The inner minimization program of (14) can be linearized using the Charnes-Cooper transformation (Charnes and Cooper 1962; Charnes et al. 1978). Note that in the outer maximization program we only demand nonnegativity of \({\mathbf {t}}^-,{\mathbf {t}}^+\) and hence, the inner minimization program may result infeasible for some small values of \({\mathbf {t}}^-,{\mathbf {t}}^+\). If we do not want this to happen, we must demand all the constraints of (12) in the outer program. Note that program (14) can be viewed as a nonlinear maximization program, but it is also a continuous maximin problem with coupled constraints. Some methods for solving this kind of problems are provided by Shimizu and Aiyoshi (1980), Rustem et al. (2008), Tsoukalas et al. (2009), among others.

Remark 7

(Lower bound) In some cases, computation of \(\max \rho ^*|_{{\bar{P}}}\) by means of (14) may result too expensive (see Example 4). In these cases, we can compute a lower bound given by \(\rho ^*\left( \bar{{\mathbf {x}}}^*,\bar{{\mathbf {y}}}^*\right) \) where \(\left( \bar{{\mathbf {x}}}^*,\bar{{\mathbf {y}}}^*\right) \) is a super-efficiency projection of \(\left( {\mathbf {x}},{\mathbf {y}}\right) \). Then,

$$\begin{aligned} \gamma _{\text {low}}\left( {\mathbf {x}},{\mathbf {y}}\right) =\delta ^*\left( {\mathbf {x}},{\mathbf {y}}\right) \cdot \rho ^*\left( \bar{{\mathbf {x}}}^*,\bar{{\mathbf {y}}}^*\right) , \end{aligned}$$
(15)

is a lower bound of the CompSBM score \(\gamma \left( {\mathbf {x}},{\mathbf {y}}\right) \).
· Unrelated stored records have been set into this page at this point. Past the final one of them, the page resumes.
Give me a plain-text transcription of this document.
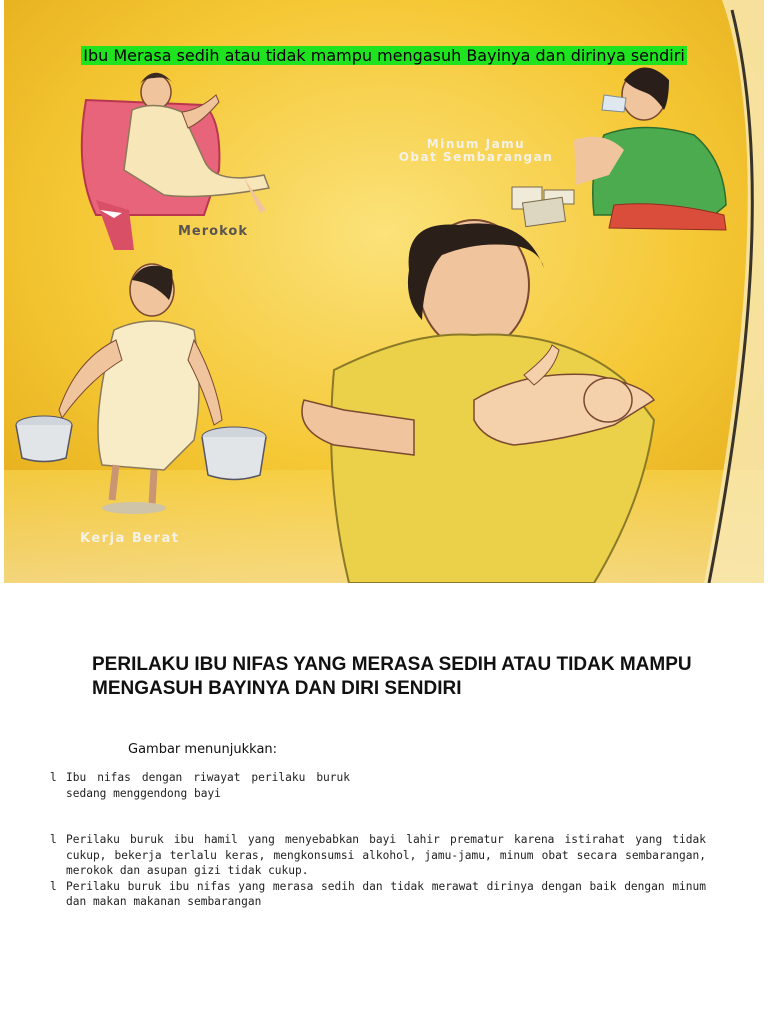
Merokok
Minum Jamu
Obat Sembarangan
Kerja Berat
Ibu Merasa sedih atau tidak mampu mengasuh Bayinya dan dirinya sendiri
PERILAKU IBU NIFAS YANG MERASA SEDIH ATAU TIDAK MAMPU MENGASUH BAYINYA DAN DIRI SENDIRI
Gambar menunjukkan:
l Ibu nifas dengan riwayat perilaku buruk sedang menggendong bayi
l Perilaku buruk ibu hamil yang menyebabkan bayi lahir prematur karena istirahat yang tidak cukup, bekerja terlalu keras, mengkonsumsi alkohol, jamu-jamu, minum obat secara sembarangan, merokok dan asupan gizi tidak cukup.
l Perilaku buruk ibu nifas yang merasa sedih dan tidak merawat dirinya dengan baik dengan minum dan makan makanan sembarangan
Usually, \(\rho ^*\left( \bar{{\mathbf {x}}}^*,\bar{{\mathbf {y}}}^*\right) \) is very close (or even equal) to \(\max \rho ^*|_{{\bar{P}}}\), and its computation only involves linear programs (applying the Charnes-Cooper transformation): (3) for the super-efficiency projection and (6) for its efficiency. On the other hand, Tsoukalas et al. (2009) propose an algorithm for solving continuous maximin problems that requires a lower bound and hence, \(\rho ^*\left( \bar{{\mathbf {x}}}^*,\bar{{\mathbf {y}}}^*\right) \) could serve for computing \(\max \rho ^*|_{{\bar{P}}}\) using this algorithm.

6 Extensions

In this section we are going to extend the CompSBM model to different orientations and returns to scale. Moreover, we discuss nonpositive data, and weighted inputs and/or outputs. Finally, we present a version adapted to the additive model.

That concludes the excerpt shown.